Shopping has become the most preferred activity of North Americans. Impulse shopping, Internet shopping, shopping to amuse oneself, shopping as a form of therapy – these have become the core values of a post-modernist culture. Advertisements are essential for the promotion of a product, but employing unethical means by throwing to the winds decency and moral values is a sad scenario we are witnessing today.

Even children are not immune from this consumption mania. "Children are especially vulnerable," laments Laidlaw.
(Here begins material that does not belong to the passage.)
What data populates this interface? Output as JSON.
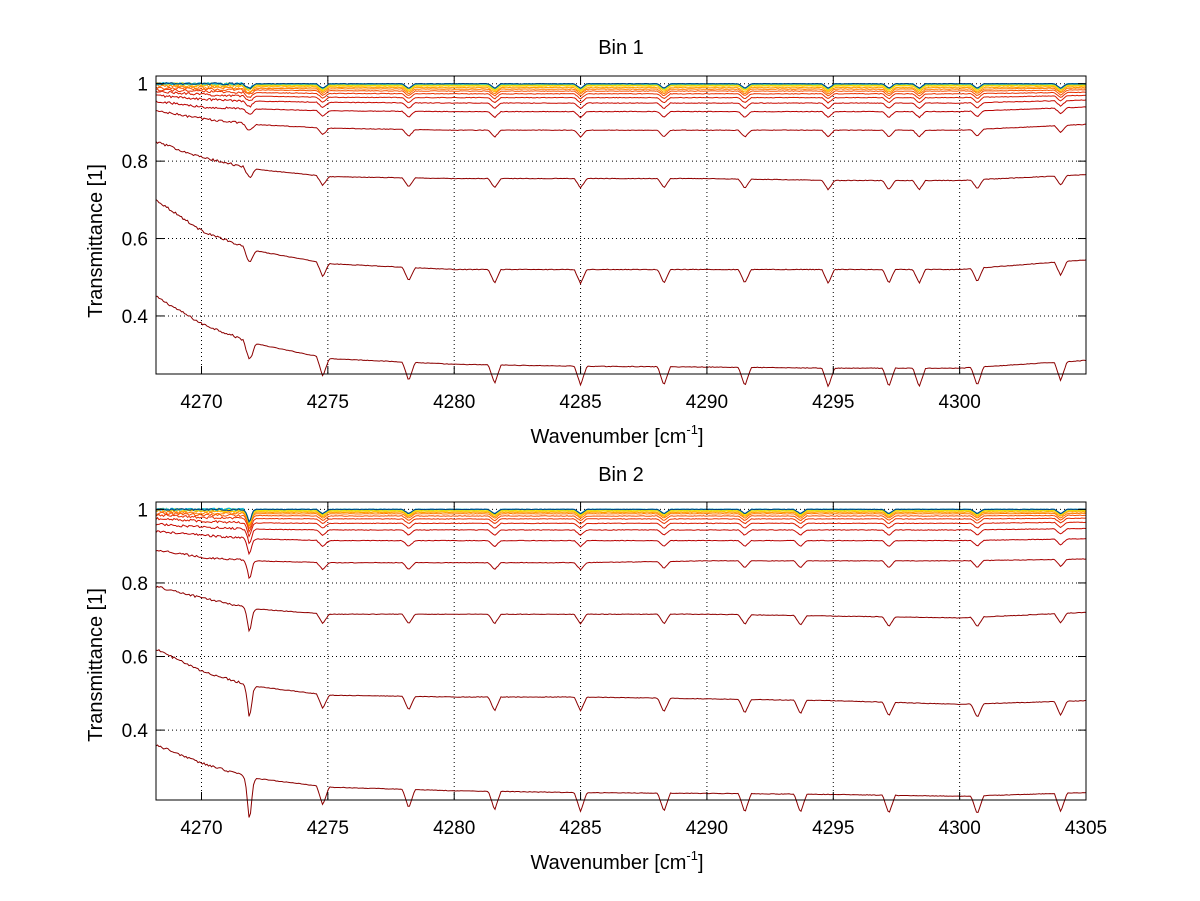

One of the most distressing aspects is how marketers and advertisers have discovered that colonizing the imagination of the child is the most effective way of securing a life-long consumer.

Consumer activist Ralph Nader describes advertisements aimed at children as "corporate child abuse." Advertising-driven consumerism has thus invaded and desecrated the most sacrosanct segments of human relationships.

Another aberration that crass consumerism creates is "chronic self-absorption." The unremitting craving for things leaves people with little time and patience to think about others. Hence most people are unmindful of the maladies of their surroundings. For instance, how many of us know that the child poverty rate in an affluent country like Canada has climbed to 17.4 per cent nationwide.

Alongside cultivating mindful consumption habits, a more fruitful strategy would be to strive for a new social order based on equity and social justice that would minimize if not totally eliminate alienation, one of the root causes of consumerism.